Bütün kötülükleri doğuran yalandır. Bunun için Cenab-ı Hak Kur'ân-ı Kerim'inde "Yalancılara itaat etme. Onların peşinden gitme."(l) buyurmuştur.
Yalan, güven ve itibarı sarsan çirkin bir huydur.
Yalan, insanı dostlarından koparır, uzaklaştırır. Yalnızlığa iter.
Yalan, kişinin ahiretini yıkar. Ateşten bir gömlek gibidir.
Yalan, ailede karı-kocanın, evlât ile anne ve babanın arasını açan tehlikeli bir yoldur.
Yalan, yalanım ortaya çıkacak diye, yalancıyı her gün huzursuz eden bir afettir. Yalan, ferdin ruhunu çürüten bir mikroptur.
Yalan ucu cehenneme bağlı bir ip gibidir ki, kendisine yapışanı cehenneme çeker.
Rasulûllah (S.A.V.) "Yalandan kaçınınız, zira yalan kötülüğe, kötülük de insanı cehenneme götürür. Kişi yalan söyleye-söyleye yalancılar defterine yazılır."(2) buyurmuştur.
Yalan, her türlü kötülüğün temelinde hayalle oluşturulan bir güçtür. Sahte evrak düzenleyen vergi kaçakçısı da, adam öldüren katil de, olmadık özellikleri, müşterisine satan satıcı da yalanla kendisini kurtaracağını ümit eder. Bunun için Rasulûllah (S.A.V) "Yalan bütün kötülüklerin anasıdır" buyurmuşlardır.

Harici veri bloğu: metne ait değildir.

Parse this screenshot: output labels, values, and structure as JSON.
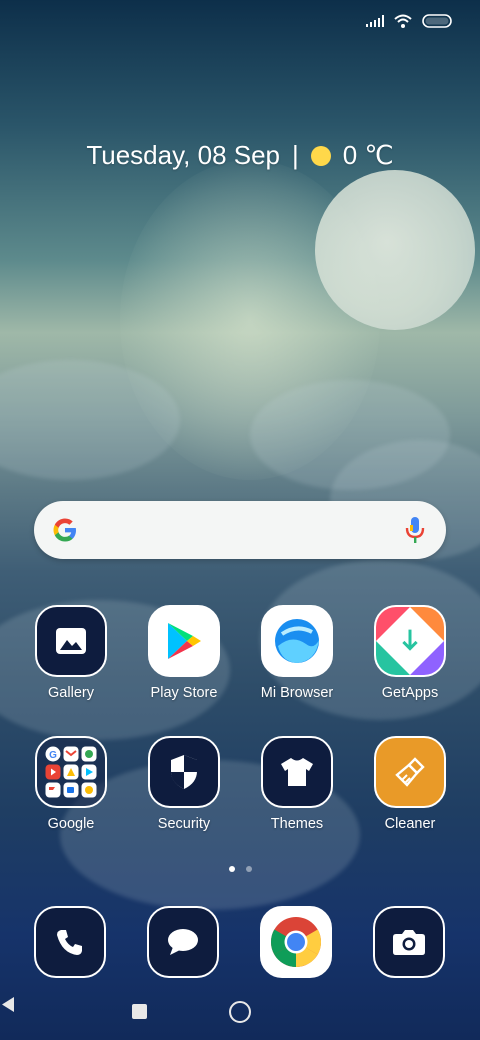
{
  "status_bar": {
    "icons": [
      "signal-icon",
      "wifi-icon",
      "battery-icon"
    ]
  },
  "home": {
    "date": "Tuesday, 08 Sep",
    "separator": "|",
    "temperature": "0 ℃",
    "weather_icon": "sun-icon"
  },
  "search": {
    "icon_left": "google-g-icon",
    "icon_right": "microphone-icon"
  },
  "apps_row1": [
    {
      "label": "Gallery",
      "icon": "gallery-icon"
    },
    {
      "label": "Play Store",
      "icon": "play-store-icon"
    },
    {
      "label": "Mi Browser",
      "icon": "mi-browser-icon"
    },
    {
      "label": "GetApps",
      "icon": "getapps-icon"
    }
  ],
  "apps_row2": [
    {
      "label": "Google",
      "icon": "google-folder-icon"
    },
    {
      "label": "Security",
      "icon": "security-shield-icon"
    },
    {
      "label": "Themes",
      "icon": "tshirt-icon"
    },
    {
      "label": "Cleaner",
      "icon": "broom-icon"
    }
  ],
  "page_indicator": {
    "count": 2,
    "active": 1
  },
  "dock": [
    "phone-icon",
    "messages-icon",
    "chrome-icon",
    "camera-icon"
  ],
  "nav": [
    "recents-icon",
    "home-icon",
    "back-icon"
  ],
  "colors": {
    "tile_dark": "#0e1c3e",
    "cleaner_orange": "#e99a28",
    "sun_yellow": "#ffd84a"
  }
}
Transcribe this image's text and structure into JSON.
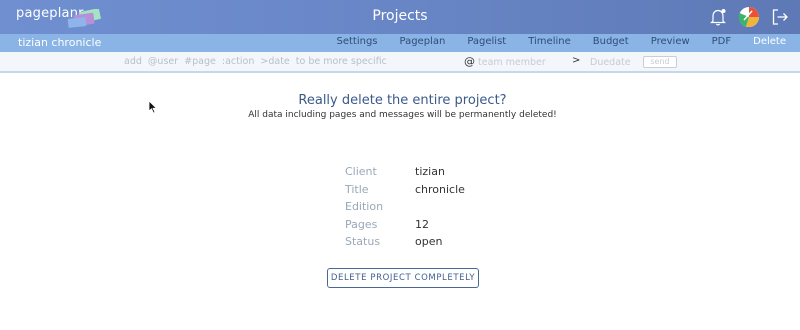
{
  "header": {
    "logo_text": "pageplanr",
    "title": "Projects"
  },
  "nav": {
    "project_name": "tizian chronicle",
    "tabs": [
      "Settings",
      "Pageplan",
      "Pagelist",
      "Timeline",
      "Budget",
      "Preview",
      "PDF",
      "Delete"
    ],
    "active_tab": "Delete"
  },
  "command": {
    "hint": "add  @user  #page  :action  >date  to be more specific",
    "at": "@",
    "member_placeholder": "team member",
    "gt": ">",
    "duedate_placeholder": "Duedate",
    "send_label": "send"
  },
  "confirm": {
    "title": "Really delete the entire project?",
    "subtitle": "All data including pages and messages will be permanently deleted!"
  },
  "details": {
    "client_label": "Client",
    "client_value": "tizian",
    "title_label": "Title",
    "title_value": "chronicle",
    "edition_label": "Edition",
    "edition_value": "",
    "pages_label": "Pages",
    "pages_value": "12",
    "status_label": "Status",
    "status_value": "open"
  },
  "delete_button": "DELETE PROJECT COMPLETELY",
  "colors": {
    "header_bg": "#6a88c9",
    "nav_bg": "#8ab4e6",
    "accent": "#3f5f8f"
  }
}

Anlaşılıyor ki, fert açısından da, toplum açısından da büyük felâketlerin anası; yalandır. Yalanın en az noktaya indirilmesi, toplumda huzurun ve emniyetin gerçek1eşmesi bakımından büyük önem taşımaktadır.
Yalan, başlangıçta bir menfaat üzere başvurulan sahte bir metottur. Zamanla tekrar edilirse alışkanlık haline gelir ve insan için kötü huy olur.
Öyle ise yalancılık denilen bu büyük felâketin önüne de, aileden başlamak suretiyle, zamanında alınan tedbirlerle geçilmelidir. Kanaatimce bir çok iyi ve kötü huyların kazanılmasında ailenin dışında bir çok etkenler bulunmaktadır. Bunun için aileler, öğretmenler ve arkadaşlar yalancılık konusunda asla göz yummamalı, zamanında çocuğun yaşına uygun tedbirler almak suretiyle yalanın, huy haline gelmesini önlemelidir. Bu tedbirlerin başında ise telkin ve örnek yaşayış gelir. Aile, çocuklarına yalancılığın iyi olmadığını, toplum içinde güveni sarsacağını, kişiliği kaybettirip küçük düşüreceğini zaman zaman nasihatlarla telkin etmeli, çocuğun yalan yolla menfaat temin etmesine hiçbir zaman müsamaha göstermemelidir. Hatta çocuğun doğru hareketini mükafatlandırmak suretiyle dürüstlüğün, kendisine maddi ve manevi menfaat sağlayacağı inancını da vermelidir. Aile büyükleri yalan söylemekten kesinlikle kaçınmalı ve dürüst davranışlarıyla bizzat iyi bir örnek olmalıdır. Şaka ile de olsa, yalan alışkanlığına kapı açmamalıdır.
Şakacıktan zina yapılmaz. Şakacıktan vergi kaçırılmaz, şakacıktan içki içilmez, şakacıktan hırsızlık olmaz. Bunun gibi şakacıktan da yalan söylenemez. Rasulûllah (S.A.V) "Cemaati eğlendirmek için yalan konuşana yazıklar olsun" buyurmuşlardır.
Adamın biri Rasulüllah'a gelerek: "Bir çok kötü alışkanlıklarım var. Senin dininde haram olan her şeyi yapıyorum. Beni bu kusurlarımla kabul edersen Müslüman olurum" der.
Rasulûllah da: "Yalnız yalanı terket, seni kabul edeyim" buyurur. Adam kabul eder ve Müslüman olur.
Bundan sonraki hayatında, adam, kendisinin de beğenmediği kötülükleri Rasulüllah'a itiraf etmenin mahcubiyetine girer ve Peygamberimize gelerek: "Ya Rasulûllah, beni öyle bağladınız ki, verdiğim bu söze sadık kalmak için bütün kötülüklerden vazgeçmek zorunda kaldım" der. Rasulüüah "Yalan ile iman bir arada bulunmaz” buyurur.